En 2020, Alberth Schneider, Antonio Bernárdez, Arnold Joaquín, Edwin Fernández, Félix Vásquez, Francisca Aracely, Gerardo Mizael, Iris Argentina, José Antonio Teruel, Karla Ignacia López, Laura Carolina Valentín, Marco Tulio Zavala, Marvin Damián Castro, Milton Martínez, Suami Aparicio Mejía et Vicente Zaavedra ont été assassinés pour avoir défendu l’environnement au Honduras. “Nous subissons l’accusation et la haine pour avoir défendu notre terre, où sont nés nos ancêtres”, ajoute le jeune Lenca lors d’un événement organisé par l’ONG Alboan et Entreculturas dans le cadre de la campagne “Défenseurs de la maison commune”. Au total, 17 Honduriens, près de 10% du total des décès pour cette raison au cours des douze mois qui se sont terminés en 2020. Mais ces chiffres alarmants ne se sont pas arrêtés, “seulement l’année dernière, 18 femmes autochtones ont dû faire face à la justice avec leurs enfants en armes pour défendre quelle est sa vie, qui est la nature », ajoute Felicita, auquel il faut ajouter 72 attaques.
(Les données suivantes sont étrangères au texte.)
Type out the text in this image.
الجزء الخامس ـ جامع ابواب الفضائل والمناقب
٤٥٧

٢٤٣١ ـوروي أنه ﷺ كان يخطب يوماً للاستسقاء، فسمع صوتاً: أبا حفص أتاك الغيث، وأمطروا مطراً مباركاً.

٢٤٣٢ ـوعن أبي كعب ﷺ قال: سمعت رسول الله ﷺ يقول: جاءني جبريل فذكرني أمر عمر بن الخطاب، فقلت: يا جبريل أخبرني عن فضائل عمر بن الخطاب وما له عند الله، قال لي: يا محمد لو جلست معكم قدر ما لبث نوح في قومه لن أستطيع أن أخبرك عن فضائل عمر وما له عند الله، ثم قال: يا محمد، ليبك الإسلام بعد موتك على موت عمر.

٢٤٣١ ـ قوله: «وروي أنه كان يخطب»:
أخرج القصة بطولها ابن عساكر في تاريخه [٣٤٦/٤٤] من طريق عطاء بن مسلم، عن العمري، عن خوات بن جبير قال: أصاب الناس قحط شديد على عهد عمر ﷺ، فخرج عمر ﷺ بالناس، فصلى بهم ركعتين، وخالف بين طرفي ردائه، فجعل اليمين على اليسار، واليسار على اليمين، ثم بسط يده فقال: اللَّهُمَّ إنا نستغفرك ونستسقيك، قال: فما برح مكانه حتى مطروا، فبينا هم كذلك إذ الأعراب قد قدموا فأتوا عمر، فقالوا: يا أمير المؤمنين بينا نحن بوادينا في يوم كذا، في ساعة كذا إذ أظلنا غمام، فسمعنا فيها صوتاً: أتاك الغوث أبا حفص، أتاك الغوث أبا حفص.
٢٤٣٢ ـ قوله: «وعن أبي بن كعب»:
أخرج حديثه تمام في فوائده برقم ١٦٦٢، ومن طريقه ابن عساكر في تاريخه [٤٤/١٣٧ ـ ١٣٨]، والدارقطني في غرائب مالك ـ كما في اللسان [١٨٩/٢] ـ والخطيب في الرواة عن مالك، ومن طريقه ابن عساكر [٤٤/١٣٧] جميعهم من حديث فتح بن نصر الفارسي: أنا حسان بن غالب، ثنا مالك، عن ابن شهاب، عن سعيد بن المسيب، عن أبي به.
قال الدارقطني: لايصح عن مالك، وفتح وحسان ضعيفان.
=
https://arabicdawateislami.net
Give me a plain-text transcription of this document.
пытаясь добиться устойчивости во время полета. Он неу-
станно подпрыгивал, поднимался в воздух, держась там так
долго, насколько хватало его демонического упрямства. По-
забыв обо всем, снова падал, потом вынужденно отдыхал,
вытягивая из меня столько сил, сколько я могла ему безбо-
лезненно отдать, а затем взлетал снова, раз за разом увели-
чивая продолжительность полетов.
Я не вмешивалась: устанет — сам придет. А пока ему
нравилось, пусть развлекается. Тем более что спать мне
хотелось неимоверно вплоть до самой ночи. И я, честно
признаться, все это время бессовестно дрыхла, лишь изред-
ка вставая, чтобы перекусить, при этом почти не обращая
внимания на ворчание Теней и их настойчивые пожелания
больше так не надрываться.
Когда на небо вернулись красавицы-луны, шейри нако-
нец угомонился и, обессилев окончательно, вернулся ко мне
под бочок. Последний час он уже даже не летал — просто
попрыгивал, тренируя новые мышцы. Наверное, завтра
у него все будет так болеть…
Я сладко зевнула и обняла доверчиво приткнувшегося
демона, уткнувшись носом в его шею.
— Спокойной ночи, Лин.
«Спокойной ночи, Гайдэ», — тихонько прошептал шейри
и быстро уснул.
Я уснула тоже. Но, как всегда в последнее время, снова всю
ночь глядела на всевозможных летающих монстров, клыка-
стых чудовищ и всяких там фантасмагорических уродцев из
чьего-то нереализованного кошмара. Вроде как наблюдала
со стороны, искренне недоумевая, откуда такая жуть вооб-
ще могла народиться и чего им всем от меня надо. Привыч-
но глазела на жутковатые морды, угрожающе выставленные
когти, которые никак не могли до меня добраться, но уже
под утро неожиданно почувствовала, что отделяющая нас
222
La défense de la terre dans ce pays d’Amérique centrale porte le nom, principalement, des femmes et aussi le vert qu’elles essaient de protéger à de nombreuses reprises est taché de sang. “J’ai souvent craint pour ma vie”, répond Felicita. Un état d’alerte constant et presque dès la naissance.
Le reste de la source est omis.